DATE: MONDAY, September 12, 1994                   TAG: 9409150003
SECTION: EXTRA                    PAGE: 1   EDITION: METRO 
SOURCE: BY JOE KENNEDY
DATELINE:                                 LENGTH: Medium


UPON RETURNING FROM THE BEACH

``Moonstruck.''

You'll have to excuse me. I'm still recovering from a trip to the beach. I hadn't been there for two years. Things had changed.

``Moonglow.''

Don't get me wrong. The important things, the things you drive all that way and spend all that money for, were as good as ever: nice weather, cool breezes, plenty of sunshine. But something seemed different, and it took me a while to figure out what it was.

``Moon River.''

After a day or two of sitting by the surf, I began to get a handle on it. It was the swimsuits - the women's swimsuits, I mean.

``How High the Moon.''

Years ago, bikinis were the thing. Then there was the string bikini rage, favored by Sports Illustrated models and very few others, as far as I could tell.

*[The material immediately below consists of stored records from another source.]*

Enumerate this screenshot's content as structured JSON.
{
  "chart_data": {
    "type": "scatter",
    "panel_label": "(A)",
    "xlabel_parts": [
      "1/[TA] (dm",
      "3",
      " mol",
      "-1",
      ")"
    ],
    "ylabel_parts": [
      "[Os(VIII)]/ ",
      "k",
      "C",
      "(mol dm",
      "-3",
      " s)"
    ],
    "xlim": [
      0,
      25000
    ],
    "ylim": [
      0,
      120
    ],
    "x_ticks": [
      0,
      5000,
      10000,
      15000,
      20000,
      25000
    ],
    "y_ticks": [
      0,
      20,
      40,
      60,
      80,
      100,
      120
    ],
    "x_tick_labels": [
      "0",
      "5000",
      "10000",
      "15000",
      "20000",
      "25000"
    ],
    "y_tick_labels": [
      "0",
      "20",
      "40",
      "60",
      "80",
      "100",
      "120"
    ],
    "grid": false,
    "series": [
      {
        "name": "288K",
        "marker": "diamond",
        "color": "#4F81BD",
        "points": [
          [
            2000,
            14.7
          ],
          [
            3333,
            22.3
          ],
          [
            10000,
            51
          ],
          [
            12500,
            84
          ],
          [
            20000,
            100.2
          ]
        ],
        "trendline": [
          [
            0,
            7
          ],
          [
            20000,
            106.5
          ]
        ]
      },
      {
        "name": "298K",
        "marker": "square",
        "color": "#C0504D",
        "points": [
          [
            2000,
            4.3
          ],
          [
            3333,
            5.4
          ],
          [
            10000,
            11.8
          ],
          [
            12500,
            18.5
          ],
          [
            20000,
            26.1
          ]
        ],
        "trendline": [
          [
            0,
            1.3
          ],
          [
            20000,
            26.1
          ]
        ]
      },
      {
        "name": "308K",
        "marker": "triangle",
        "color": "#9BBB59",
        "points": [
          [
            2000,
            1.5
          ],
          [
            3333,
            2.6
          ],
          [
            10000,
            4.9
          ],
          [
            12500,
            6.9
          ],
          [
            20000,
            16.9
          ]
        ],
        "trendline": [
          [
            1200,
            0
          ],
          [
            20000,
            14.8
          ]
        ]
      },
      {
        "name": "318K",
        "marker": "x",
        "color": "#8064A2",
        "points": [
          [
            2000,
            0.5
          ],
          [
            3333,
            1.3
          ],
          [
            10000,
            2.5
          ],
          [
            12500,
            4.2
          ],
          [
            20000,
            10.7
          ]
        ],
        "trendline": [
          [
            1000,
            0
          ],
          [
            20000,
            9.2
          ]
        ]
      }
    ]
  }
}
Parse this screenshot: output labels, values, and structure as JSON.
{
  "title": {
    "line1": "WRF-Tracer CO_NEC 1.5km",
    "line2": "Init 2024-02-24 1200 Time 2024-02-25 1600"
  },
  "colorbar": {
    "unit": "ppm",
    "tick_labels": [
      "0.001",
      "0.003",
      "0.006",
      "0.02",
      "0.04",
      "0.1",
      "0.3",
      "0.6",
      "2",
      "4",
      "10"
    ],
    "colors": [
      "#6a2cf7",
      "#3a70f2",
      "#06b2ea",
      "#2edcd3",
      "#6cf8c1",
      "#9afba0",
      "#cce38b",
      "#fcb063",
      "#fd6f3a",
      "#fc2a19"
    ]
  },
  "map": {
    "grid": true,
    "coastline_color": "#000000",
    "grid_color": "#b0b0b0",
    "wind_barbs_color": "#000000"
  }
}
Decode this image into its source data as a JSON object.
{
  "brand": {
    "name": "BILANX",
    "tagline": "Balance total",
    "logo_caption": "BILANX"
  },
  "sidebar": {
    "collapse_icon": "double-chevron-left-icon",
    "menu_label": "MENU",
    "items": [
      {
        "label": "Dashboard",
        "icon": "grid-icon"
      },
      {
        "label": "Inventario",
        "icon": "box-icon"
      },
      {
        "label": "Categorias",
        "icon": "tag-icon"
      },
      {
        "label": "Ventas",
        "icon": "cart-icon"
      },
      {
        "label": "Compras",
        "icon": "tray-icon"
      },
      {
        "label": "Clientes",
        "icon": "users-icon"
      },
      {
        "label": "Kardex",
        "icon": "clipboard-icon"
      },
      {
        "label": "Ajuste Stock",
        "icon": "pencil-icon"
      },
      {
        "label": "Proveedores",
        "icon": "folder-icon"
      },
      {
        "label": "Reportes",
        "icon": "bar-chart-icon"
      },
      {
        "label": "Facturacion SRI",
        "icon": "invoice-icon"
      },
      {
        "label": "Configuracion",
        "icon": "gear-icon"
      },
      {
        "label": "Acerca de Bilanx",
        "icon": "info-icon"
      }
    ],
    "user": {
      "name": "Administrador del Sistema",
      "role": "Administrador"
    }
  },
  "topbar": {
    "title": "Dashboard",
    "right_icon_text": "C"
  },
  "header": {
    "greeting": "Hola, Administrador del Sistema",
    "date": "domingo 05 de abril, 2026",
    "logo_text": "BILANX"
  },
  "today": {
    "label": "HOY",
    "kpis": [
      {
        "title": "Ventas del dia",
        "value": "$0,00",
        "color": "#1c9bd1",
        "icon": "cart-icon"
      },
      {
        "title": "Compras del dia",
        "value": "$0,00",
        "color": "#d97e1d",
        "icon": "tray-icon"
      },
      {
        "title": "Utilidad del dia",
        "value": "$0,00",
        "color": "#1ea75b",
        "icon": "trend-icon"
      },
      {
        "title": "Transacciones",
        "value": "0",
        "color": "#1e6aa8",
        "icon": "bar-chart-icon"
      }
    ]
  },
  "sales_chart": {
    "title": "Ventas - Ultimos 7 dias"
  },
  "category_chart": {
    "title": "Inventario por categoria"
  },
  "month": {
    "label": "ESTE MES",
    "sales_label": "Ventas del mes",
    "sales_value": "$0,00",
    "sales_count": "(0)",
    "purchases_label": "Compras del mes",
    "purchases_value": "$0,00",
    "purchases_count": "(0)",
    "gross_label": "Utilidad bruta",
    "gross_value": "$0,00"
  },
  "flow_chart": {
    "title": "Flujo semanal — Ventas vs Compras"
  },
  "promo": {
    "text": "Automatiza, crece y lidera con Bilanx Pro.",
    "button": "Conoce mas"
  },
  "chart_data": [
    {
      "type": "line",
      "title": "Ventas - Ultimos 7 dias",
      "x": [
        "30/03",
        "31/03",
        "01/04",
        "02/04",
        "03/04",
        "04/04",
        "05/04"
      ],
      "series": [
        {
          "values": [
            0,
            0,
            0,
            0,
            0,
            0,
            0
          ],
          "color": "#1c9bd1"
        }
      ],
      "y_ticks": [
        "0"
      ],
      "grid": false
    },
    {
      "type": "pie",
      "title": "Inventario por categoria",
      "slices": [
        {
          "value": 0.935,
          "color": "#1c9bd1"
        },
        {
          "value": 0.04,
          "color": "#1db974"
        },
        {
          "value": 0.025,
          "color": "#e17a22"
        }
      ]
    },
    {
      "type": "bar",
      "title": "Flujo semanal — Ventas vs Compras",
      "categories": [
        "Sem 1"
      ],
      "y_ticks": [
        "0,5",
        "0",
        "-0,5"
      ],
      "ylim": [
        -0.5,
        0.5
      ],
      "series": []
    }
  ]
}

This time, nearly every suit, one-piece or two, shared a single characteristic: They were hitched way up in back and on the sides, leaving little, as they say, to the imagination.

``Moonlight Sonata.''

For years we've heard women complain that male fashion designers secretly hate them and do their best to make them look sillier with each passing season. At the beach, I began to see what they mean.

``Moon Over Miami.''

I suppose there is a woman somewhere whose appearance is improved by the exposure of certain major anatomical parts that normally are covered, but that woman was not at the beach where I was.

``It's Only a Paper Moon.''

Of course, I am a middle-aged man who spent his formative years ogling swimsuits in the style of Esther Williams. If I'd known then what I know now, I'd have cherished those days as a time of sweet mystery.

``Blue Moon.''

A few months ago, I heard my wife complaining about swimsuit selections, but I wasn't listening closely, so I didn't get the gist of it.

``Fly Me to the Moon.''

In the end, she opted to stay with her previous models - and I'm glad she did. Call me a prude, but if I want to look at moons, I'll buy a telescope - and other guys can do the same.

Keith Moon.

It would be easy to condemn women for caving in to fashion, but I don't know their circumstances. Maybe their old suits wore out. Maybe the stores where they shopped lacked mirrors. Maybe it's none of my business. It's a free country. People can wear what they want to.

``Moonlight and Roses.''

Some might say swimsuits are like TV: If you don't care for what's on, look elsewhere. But to me, they're like boom boxes: The more they annoy you, the harder they are to ignore.

Moon Unit Zappa.

We men are in complicity with the designers on this. All we'd have to do is criticize one woman who strolled past with her business hanging out and at least half the women nearby would thank us.

Moonwalk.

The other half would call us sexists.

I have a solution.

Next season, designers should hike up men's trunks in back, like the women's. Men would take to them like catfish to chicken livers, confident that while all the other guys looked foolish, their personal attributes would draw women's admiration with every step they took.

``Bad Moon Risin'.''

This would double the visual pollution, but it would multiply the merriment, as well. In a world as far gone as this one, we need all the amusement we can get - to keep us from mooning over such things.